What determines value in a neo-liberal marketplace? “The Loveseat” offers an answer to this question. Built as a modification of Enzo Mari’s ‘P-chair,’ the materials were sourced from the streets of Edinburgh, made out of scrap wood and screws. It’s value is determined by the cultural relevance of its constituent materials, sourced from the city, for the city.

The P-chair was part of a wider project by Mari called “Autoprogettazione”, roughly translated to “Self-Design”. Through this project, Mari attempted to encourage greater consumer criticism by teaching everyday people to design items of furniture, providing them with blueprints of basic chairs, tables and beds. Users were encouraged to modify the blueprints to suit their own environment; through this process, they would develop a taste in design, allowing them to make more informed decisions when buying furniture. As Mari puts it himself; ‘How can form be detached from value and instead be firmly associated to content?’
              This sparks a further question; What determines value in the current market? On one side of the spectrum, value is driven by predictability through standardisation. Part of what makes IKEA so comforting is that we don’t have to imagine what a room could look like – the catalogue does it for us. The convenience of ready-made furniture tends to outweigh the lack of individuality that can come from standardised living.

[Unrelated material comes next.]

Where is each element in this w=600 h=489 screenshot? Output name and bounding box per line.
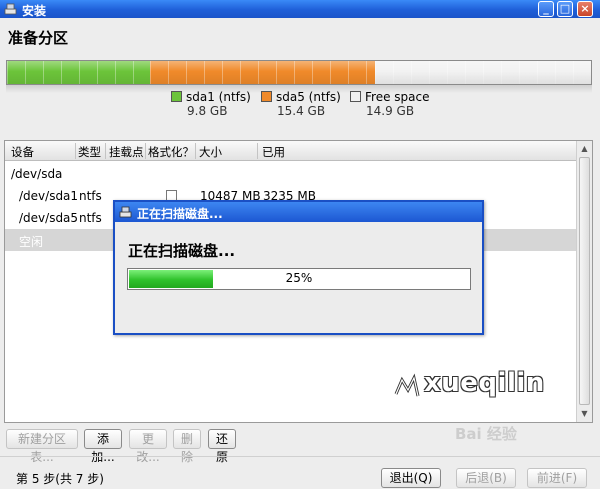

“If people were to make an object with their own hands, a vase, a shoe, a chair, probably, they would be more aware. They would improve their taste”
– Enzo Mari

On the other side of the spectrum, furniture can act as status symbols. A Wassily chair can act as a signifier that you ‘understand design,’ placing you in a unique group of people who recognise your status as a person with high taste. Ironically, Mari points out that the majority of participants treated his designs in this way, writing letters to the effect of; “I like them very much, I have a holiday house on the Rocky mountains… I like the rustic style very much and I am making all the pieces for my chalet.” This type of reaction values his furniture on attributes outwith the actual design, pushing aside the quality of the object itself and instead centring the surface level aesthetic qualities of the end product.


The initial drive for my project was fuelled by this investigation of the relationship between the consumer value and the design value of everyday objects. Often, the cost and value of furniture is not measured in relation to the product itself; the environmental and social importance of the constituent materials are not counted towards the overall value. We can imagine an alternative value system that places furniture with locally sourced materials that respond to their immediate context at the top of the pyramid. Through using locally sourced materials, the end product acts as a reflection of the place it’s from. In this way, local culture can be entrenched through design.

The use of found materials in the design and construction of the Loveseat speaks to this ambition. A large proportion of these materials are construction waste, which tells a snippet of a story about material streams in Edinburgh. With construction already being the largest contributor to material waste in the UK, and with the Labour Government’s ambition to build 1.4 million new homes by 2029, it is imperative that we ask ourselves how we will manage this waste. Given the scale of waste produced, it is unlikely that one bench can solve the issue. Instead, the Loveseat acts as a statement of intent, showing that waste does not have to be a negative term; without waste, the Loveseat would not exist. This bench is not only a redefinition of waste as a resource, but also transparent reflection of the city it came from, with each material acting as a chapter in the story of its fabrication.

The Loveseat will be exhibited at the TROGLOTOPIANS, a collective exhibition installation exploring alternative ways of viewing the city. The exhibition will be at an underpass on the Restalrig Cycle Path on 20/07/2025.